Tuesday, October 12, 2004

Comically classic 

Teachers are beginning to use comics to teach literature.

At Oneida High School in upstate New York, Diane Roy teaches the students who failed ninth-grade English the first time around. Last year, on the heels of "Hamlet," she presented her class with a graphic novel - essentially a variety of comic book....

Roy's experiment with the graphic novel as text struck gold when she assigned Art Spiegelman's "Maus," the story of his parents' experience in the Holocaust told as a cat and mouse allegory - a highly regarded work that won the Pulitzer Prize. From there, some students moved to graphic novels about Hitler, and finally made their way to traditional books about the Holocaust.

Each student was required to read five graphic novels. But "there wasn't a single student in this class of kids - nonreaders who don't enjoy reading - who didn't read double that number," Roy says. "They would read them overnight ... they were reading them at lunch, in the hallway."

Roy adapted her curriculum on graphic novels from a series developed for teachers by the New York City Comic Book Museum.

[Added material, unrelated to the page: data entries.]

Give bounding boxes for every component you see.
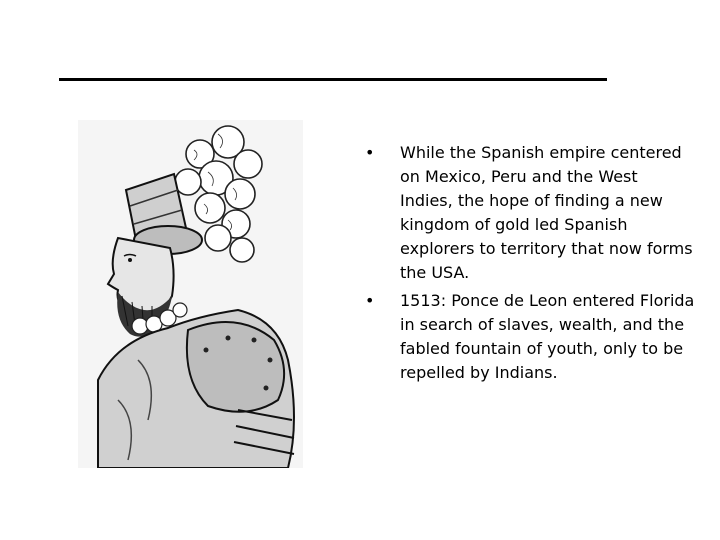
conquistador-portrait-icon bbox=[78, 120, 303, 468]
bullet-marker: • bbox=[365, 291, 375, 310]
portrait-engraving bbox=[78, 120, 303, 468]
bullet-item bbox=[365, 141, 695, 285]
bullet-text: 1513: Ponce de Leon entered Florida in search of slaves, wealth, and the fabled fountain of youth, only to be repelled by Indians. bbox=[400, 291, 695, 382]
bullet-list bbox=[365, 141, 695, 389]
bullet-text: While the Spanish empire centered on Mexico, Peru and the West Indies, the hope of finding a new kingdom of gold led Spanish explorers to territory that now forms the USA. bbox=[400, 143, 693, 282]
bullet-item bbox=[365, 289, 695, 385]
title-underline bbox=[59, 78, 607, 81]
bullet-marker: • bbox=[365, 143, 375, 162]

My Uncle Licky (a nickname, short for licorice) worked at the Dover News, a distributorship that put up comics in the magazine racks of small grocery stores in southeastern New Hampshire, southern Maine and northeast Massachusetts. When we'd visit Dover, where my parents were both born and raised and where most of my dad's family remained, I would always ask to go to with Uncle Licky to the News, wherein I could grab magazines and comics that were returned. All they had to do was cut off the cover and send it back to get credit from the publishers.

And it was there I discovered Classics Illustrated. My dad saw the interest and started buying up the older ones, two copies of everything, one for me and one to store. They'll be worth something some day, he said. He was right.

Most of my knowledge of classic literature when I arrived at college came from those comics and later from moving to Readers Digest condensed classics (and the Best Loved Books for Young Readers, which my parents bought for us to read). So if you're in New York (hi RP!) maybe you should check that museum out. Sounds like the kind of place Uncle Licky would have loved.